The Case Against Morris
A career ERA+ (ERA adjusted against league average) of 105 tells us he was really only about 5% better than league average over the span of his career. A strikeout rate of 5.8 per 9 innings would hardly be considered dominant, as would having 186 losses as well. His 3.90 era over his career, while very good, seems high for a period in baseball where runs were not being scored at a rapid rate.
Analysis
While his big game reputation and success in those games are definitely a strong point in his favor, I don’t think he was in enough of those types of games for that alone to warrant his selection. So I am forced to look at the rest of the body of his work. A 3.90 ERA and an ERA+ of 105 both cause me some concern. Both of these numbers tell me that he was an above-average pitcher, but not necessarily an elite one. Throw in his lower strikeout-per-9 inning rate, and it really shows me a pitcher who was not necessarily a dominant one.

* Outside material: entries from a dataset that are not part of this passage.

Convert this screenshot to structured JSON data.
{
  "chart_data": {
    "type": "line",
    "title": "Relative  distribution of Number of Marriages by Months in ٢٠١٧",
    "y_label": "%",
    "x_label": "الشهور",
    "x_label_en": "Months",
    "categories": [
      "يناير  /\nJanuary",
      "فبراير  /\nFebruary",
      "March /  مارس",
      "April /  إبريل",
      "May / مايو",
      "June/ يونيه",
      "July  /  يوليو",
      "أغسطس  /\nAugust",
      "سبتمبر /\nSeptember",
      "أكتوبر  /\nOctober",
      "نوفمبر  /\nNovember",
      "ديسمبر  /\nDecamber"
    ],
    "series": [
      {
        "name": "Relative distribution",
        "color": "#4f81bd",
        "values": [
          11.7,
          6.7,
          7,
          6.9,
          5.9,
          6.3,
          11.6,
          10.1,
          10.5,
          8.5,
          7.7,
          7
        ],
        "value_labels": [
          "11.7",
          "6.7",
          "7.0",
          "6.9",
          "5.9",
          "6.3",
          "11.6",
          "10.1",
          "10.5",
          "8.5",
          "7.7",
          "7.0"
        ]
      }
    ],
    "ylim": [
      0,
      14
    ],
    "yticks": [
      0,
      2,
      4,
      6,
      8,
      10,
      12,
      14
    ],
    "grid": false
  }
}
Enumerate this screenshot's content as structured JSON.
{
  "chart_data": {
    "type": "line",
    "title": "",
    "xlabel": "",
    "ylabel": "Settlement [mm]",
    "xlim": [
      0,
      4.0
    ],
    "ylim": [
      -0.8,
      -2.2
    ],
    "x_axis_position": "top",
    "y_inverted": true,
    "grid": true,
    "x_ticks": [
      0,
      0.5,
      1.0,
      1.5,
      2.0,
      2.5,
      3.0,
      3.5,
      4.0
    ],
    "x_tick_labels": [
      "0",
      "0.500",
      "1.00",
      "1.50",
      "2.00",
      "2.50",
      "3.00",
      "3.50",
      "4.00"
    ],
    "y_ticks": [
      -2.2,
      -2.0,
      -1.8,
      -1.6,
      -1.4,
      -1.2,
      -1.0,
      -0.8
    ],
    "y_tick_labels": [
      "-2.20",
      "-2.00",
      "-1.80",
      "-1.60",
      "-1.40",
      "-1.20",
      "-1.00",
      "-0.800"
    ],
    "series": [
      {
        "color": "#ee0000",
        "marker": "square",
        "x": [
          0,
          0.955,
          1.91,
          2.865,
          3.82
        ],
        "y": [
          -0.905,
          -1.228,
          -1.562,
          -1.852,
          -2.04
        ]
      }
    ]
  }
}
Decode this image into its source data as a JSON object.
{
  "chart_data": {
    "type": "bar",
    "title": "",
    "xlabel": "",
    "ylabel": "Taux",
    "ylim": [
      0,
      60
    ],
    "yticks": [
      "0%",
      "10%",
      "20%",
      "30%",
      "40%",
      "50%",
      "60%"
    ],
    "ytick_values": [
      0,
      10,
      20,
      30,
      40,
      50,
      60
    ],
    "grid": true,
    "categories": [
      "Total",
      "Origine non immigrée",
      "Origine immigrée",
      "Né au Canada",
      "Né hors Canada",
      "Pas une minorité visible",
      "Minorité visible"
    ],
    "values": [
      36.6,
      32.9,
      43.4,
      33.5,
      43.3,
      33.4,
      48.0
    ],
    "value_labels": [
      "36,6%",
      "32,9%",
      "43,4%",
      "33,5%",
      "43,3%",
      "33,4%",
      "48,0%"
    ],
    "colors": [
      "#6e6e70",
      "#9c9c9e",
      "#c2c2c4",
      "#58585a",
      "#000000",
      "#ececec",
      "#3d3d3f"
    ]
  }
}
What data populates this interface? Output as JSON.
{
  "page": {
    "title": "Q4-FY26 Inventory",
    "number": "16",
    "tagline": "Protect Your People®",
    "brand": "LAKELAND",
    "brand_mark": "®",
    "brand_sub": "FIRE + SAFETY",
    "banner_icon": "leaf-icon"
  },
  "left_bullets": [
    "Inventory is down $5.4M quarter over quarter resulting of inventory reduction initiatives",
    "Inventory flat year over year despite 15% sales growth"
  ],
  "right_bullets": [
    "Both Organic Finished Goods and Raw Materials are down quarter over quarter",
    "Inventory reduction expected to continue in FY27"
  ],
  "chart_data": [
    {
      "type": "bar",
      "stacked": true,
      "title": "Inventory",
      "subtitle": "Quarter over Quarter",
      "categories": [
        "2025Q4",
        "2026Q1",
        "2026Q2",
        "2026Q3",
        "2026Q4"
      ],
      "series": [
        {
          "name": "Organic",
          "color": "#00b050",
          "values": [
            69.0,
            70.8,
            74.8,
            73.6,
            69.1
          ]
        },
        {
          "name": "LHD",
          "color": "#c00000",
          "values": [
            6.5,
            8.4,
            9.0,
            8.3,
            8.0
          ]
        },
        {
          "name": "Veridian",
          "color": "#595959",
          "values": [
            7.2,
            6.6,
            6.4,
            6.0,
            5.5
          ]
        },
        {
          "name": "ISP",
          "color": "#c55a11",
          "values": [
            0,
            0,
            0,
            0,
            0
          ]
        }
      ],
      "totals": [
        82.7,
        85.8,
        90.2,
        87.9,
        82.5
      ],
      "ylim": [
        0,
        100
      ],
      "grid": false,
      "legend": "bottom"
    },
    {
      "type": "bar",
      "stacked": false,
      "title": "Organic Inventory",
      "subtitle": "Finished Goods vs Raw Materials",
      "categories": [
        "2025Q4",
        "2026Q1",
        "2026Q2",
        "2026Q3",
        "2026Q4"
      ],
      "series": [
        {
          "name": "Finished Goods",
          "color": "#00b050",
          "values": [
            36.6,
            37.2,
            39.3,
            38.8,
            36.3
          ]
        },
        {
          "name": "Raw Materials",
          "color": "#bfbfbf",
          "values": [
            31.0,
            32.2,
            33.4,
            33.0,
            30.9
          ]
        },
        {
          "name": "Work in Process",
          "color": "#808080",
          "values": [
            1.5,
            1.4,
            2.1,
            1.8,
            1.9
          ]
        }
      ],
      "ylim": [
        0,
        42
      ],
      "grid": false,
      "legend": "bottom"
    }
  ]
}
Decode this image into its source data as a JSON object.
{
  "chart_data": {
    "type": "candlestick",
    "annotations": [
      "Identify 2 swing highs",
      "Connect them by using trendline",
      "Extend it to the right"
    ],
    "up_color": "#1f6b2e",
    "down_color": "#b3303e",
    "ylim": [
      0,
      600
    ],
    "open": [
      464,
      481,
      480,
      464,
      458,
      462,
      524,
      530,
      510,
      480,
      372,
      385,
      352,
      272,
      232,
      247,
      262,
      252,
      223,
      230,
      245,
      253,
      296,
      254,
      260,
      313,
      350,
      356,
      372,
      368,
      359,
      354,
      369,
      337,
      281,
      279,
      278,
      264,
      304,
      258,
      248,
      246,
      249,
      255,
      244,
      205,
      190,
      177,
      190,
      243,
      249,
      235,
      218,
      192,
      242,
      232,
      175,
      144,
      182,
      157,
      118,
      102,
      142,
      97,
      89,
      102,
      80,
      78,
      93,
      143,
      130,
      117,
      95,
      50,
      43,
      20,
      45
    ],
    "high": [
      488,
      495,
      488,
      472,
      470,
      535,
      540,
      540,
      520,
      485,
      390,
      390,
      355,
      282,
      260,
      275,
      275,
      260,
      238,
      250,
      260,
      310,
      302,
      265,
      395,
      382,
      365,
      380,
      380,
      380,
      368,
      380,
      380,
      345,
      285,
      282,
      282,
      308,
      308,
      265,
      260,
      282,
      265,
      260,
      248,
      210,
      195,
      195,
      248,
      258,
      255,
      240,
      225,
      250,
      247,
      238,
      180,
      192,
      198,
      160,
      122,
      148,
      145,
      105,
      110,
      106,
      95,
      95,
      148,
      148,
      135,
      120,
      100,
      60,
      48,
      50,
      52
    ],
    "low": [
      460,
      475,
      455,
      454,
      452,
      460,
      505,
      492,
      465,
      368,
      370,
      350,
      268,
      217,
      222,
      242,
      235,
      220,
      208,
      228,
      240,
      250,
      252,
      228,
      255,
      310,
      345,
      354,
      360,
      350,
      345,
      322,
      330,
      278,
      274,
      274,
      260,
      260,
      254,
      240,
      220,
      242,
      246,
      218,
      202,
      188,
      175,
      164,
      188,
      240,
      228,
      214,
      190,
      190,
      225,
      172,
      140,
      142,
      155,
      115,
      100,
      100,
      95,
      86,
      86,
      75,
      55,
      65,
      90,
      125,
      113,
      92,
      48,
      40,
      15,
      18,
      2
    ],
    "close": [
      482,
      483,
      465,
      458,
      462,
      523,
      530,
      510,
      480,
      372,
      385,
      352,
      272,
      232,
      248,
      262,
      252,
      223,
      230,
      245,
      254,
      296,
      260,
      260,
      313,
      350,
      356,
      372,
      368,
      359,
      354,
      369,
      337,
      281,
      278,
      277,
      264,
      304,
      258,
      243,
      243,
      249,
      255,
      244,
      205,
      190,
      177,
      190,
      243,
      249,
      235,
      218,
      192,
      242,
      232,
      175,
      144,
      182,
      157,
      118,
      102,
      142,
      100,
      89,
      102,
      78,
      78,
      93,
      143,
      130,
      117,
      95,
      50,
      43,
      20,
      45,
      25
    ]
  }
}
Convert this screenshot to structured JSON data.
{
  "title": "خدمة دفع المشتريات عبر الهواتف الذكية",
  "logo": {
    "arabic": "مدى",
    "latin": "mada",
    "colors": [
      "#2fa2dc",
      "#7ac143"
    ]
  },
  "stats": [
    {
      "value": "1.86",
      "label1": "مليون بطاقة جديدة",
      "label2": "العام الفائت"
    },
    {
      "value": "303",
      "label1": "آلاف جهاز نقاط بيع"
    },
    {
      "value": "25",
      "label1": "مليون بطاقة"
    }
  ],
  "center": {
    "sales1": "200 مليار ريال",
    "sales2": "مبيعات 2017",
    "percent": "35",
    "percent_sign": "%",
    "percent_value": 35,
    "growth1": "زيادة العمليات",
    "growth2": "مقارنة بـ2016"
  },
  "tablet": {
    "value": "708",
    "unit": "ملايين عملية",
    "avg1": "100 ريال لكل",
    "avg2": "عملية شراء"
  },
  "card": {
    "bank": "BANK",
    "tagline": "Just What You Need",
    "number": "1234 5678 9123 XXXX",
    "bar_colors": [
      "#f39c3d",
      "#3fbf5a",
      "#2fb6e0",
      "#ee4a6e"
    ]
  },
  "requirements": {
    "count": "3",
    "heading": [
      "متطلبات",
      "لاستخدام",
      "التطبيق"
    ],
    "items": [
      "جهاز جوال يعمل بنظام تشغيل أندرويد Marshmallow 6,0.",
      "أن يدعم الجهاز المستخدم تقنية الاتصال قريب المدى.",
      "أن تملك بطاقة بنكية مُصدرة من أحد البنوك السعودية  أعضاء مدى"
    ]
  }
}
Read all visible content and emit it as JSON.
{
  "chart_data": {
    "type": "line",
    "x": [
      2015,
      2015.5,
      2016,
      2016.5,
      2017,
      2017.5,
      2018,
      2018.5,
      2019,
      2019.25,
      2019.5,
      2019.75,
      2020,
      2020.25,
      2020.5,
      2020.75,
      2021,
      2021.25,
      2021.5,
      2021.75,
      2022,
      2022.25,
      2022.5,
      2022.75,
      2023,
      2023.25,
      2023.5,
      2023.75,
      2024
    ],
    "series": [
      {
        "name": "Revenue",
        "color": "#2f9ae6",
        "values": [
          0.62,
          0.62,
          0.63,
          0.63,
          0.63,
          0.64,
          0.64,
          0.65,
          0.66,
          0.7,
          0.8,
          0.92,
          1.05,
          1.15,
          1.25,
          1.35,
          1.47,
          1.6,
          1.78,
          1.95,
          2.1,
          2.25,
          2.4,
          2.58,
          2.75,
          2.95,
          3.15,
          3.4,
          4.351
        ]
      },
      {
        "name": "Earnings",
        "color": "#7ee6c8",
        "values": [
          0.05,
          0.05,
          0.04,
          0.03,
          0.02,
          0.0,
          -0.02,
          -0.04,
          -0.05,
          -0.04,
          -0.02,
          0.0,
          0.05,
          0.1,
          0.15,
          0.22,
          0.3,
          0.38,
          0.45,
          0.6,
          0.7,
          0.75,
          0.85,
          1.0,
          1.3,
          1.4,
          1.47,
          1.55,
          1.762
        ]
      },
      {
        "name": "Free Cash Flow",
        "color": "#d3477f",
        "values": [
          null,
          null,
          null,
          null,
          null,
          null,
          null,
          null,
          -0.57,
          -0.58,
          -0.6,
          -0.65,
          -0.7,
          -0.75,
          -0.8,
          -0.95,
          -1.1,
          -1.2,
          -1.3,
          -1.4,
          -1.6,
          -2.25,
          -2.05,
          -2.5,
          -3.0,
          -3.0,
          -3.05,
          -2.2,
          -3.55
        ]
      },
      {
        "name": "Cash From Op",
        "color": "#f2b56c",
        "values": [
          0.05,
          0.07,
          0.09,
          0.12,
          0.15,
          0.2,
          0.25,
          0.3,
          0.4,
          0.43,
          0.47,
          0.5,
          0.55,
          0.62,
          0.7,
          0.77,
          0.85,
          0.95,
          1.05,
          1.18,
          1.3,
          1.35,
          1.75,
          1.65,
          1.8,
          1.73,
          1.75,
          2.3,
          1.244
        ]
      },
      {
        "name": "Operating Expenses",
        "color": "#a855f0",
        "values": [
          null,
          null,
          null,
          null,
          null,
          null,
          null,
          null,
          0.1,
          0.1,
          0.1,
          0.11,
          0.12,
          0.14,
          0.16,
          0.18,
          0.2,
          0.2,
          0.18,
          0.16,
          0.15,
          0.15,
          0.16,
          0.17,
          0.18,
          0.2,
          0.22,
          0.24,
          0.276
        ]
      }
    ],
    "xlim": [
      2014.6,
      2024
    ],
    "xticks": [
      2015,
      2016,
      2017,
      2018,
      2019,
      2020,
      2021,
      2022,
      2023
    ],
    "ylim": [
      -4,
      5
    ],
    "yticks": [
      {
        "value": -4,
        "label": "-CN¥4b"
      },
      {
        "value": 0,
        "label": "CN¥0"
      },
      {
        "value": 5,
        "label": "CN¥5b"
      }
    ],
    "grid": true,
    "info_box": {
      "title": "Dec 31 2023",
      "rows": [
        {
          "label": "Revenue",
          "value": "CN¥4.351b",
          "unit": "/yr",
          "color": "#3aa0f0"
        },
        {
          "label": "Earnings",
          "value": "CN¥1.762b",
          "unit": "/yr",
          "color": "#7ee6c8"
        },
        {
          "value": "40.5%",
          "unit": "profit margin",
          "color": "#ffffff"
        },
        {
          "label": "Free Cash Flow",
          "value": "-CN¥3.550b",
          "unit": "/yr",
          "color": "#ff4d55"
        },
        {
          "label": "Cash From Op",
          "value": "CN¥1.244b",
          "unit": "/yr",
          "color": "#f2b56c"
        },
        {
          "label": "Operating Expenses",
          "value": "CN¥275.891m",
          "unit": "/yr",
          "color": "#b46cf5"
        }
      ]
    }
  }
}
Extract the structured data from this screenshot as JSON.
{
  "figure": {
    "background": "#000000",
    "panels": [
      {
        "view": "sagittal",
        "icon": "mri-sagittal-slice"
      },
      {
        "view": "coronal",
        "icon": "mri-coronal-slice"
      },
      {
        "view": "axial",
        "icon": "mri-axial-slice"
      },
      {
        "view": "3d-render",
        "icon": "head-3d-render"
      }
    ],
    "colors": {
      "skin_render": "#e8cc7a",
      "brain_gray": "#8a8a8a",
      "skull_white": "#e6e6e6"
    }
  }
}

This leaves me to look at his year-to-year statistics to see if he had prolonged periods of excellence. From 1983-1988, he had:
- an ERA under 3.40: 4 times
- 15 wins or more: 7 times
- 200 strikeouts: 3 times
- ERA+ of 120 or higher: 3 times
- 10+ complete games: 6 times
This appears to be the best sustained stretch of excellence that Morris had in his career, and while it is clear that he had a very good career, I’m not sold that he warrants selection into the Hall of Fame.
My Thoughts This Year
The biggest thing I have been looking at this year in addition to last year’s reviews are how a player fared in terms of WAR, and also in stats that compare them to their counterparts across eras, so ERA+ in the case of pitchers. Honestly, neither of these numbers really help to make a better case for Jack Morris. He finished with a 39.3 career WAR, and only 5 seasons with as much as a 4.0 WAR or higher. He also finished with a career ERA+ of 105, or slightly above league average. Morris seems like a pitcher whose real life achievements were better than his statistical ones, and really don’t help him enough in my opinion to warrant selection.
MY VOTE: NO
MY VOTE THIS YEAR: NO





Great stuff, as usual thought provoking. Think though it should be 1982, not ’83, to 1988 on Jack Morris.